Actuellement, c’est le Mali qui a le plus de problèmes avec la France dans la région. Lorsque des ministres maliens veulent exprimer des désaccords, ils utilisent le français et non pas l’anglais ou le russe ! Ce sont des liens extrêmement forts, que les orages présents ne peuvent effacer. La présence de mercenaires russes au Mali me semble destinée au provisoire. L’équation mathématique est simple : ce qui lie la France au Mali ou au Burkina Faso est beaucoup plus important que ce qui les oppose.
Le G5 Sahel est une organisation locale, sans obédience ou destination française. Elle a pour but de régler les problèmes de la région avec tous les partenaires de la planète. Peut-être que la France est beaucoup plus proche, mieux disposée, plus visible et est de fait un acteur privilégié mais elle n’a en rien une prépondérance. Nous voulons donc que cela soit exploité dans une diplomatie sage, sereine et suivie.
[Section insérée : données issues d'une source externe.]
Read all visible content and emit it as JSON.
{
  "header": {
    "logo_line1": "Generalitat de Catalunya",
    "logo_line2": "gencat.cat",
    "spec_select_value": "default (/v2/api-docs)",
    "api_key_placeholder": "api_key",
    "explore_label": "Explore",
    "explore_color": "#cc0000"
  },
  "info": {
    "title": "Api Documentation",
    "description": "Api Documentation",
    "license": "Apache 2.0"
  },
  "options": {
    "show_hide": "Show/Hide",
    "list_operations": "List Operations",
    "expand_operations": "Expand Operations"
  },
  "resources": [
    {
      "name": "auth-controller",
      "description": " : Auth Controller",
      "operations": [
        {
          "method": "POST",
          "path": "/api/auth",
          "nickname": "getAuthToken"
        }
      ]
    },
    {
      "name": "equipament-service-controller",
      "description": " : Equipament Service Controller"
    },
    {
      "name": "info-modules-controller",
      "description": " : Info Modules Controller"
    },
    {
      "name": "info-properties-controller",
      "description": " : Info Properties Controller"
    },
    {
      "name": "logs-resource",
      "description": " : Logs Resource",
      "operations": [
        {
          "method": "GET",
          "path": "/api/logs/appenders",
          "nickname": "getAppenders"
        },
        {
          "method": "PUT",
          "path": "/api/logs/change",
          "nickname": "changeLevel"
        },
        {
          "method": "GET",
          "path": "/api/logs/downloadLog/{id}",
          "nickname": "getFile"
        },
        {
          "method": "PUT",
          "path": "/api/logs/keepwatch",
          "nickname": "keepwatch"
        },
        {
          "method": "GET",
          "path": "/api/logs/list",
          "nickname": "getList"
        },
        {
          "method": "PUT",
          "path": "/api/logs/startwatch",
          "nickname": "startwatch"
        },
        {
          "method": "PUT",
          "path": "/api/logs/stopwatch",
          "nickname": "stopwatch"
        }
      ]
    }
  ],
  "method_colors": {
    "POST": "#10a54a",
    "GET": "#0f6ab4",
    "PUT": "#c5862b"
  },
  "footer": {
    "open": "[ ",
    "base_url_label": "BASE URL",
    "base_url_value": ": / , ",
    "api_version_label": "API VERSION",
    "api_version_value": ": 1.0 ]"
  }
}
CDB : Le film américain « Black Panther, Wakanda forever » de la franchise Marvel présente des mercenaires embauchés par le gouvernement français et portant des uniformes de l’opération Barkhane. Le ministre français des Armées, Sébastien Lecornu, a condamné cette image que véhicule le film. Que pensez-vous de la présence militaire française au Mali et au Bukina-Faso, qui semble condamnée dans une guerre informationnelle ?
M.Z : Je ne suis pas cinéphile et ne connais pas le film dont vous parlez. Si je prends l’information telle que vous me la donnez, je reste tout à fait étonné de tels agissements de la part d’un allié de la France, les USA. J’ai rencontré au Mali, au Burkina-Faso et dans toute la région des soldats français professionnels, des officiers merveilleux, des généraux très compétents, mais jamais des mercenaires portant le même uniforme.
J’ai parcouru la région pendant des années et n’ai jamais rencontré un soldat ou officier français qui me donne l’impression d’être un voyou ou un mercenaire. Ces gens sont des professionnels, d’un très bon niveau, qui remplissent une mission d’Etat, dans le cadre d’une force constituée. Si cela existe ailleurs ou dans les confins, je n’en ai jamais été témoin. Je peux tout accepter, tout comprendre, sauf que l’on me dise que l’armée française soit assimilable, de près ou de loin, à des mercenaires.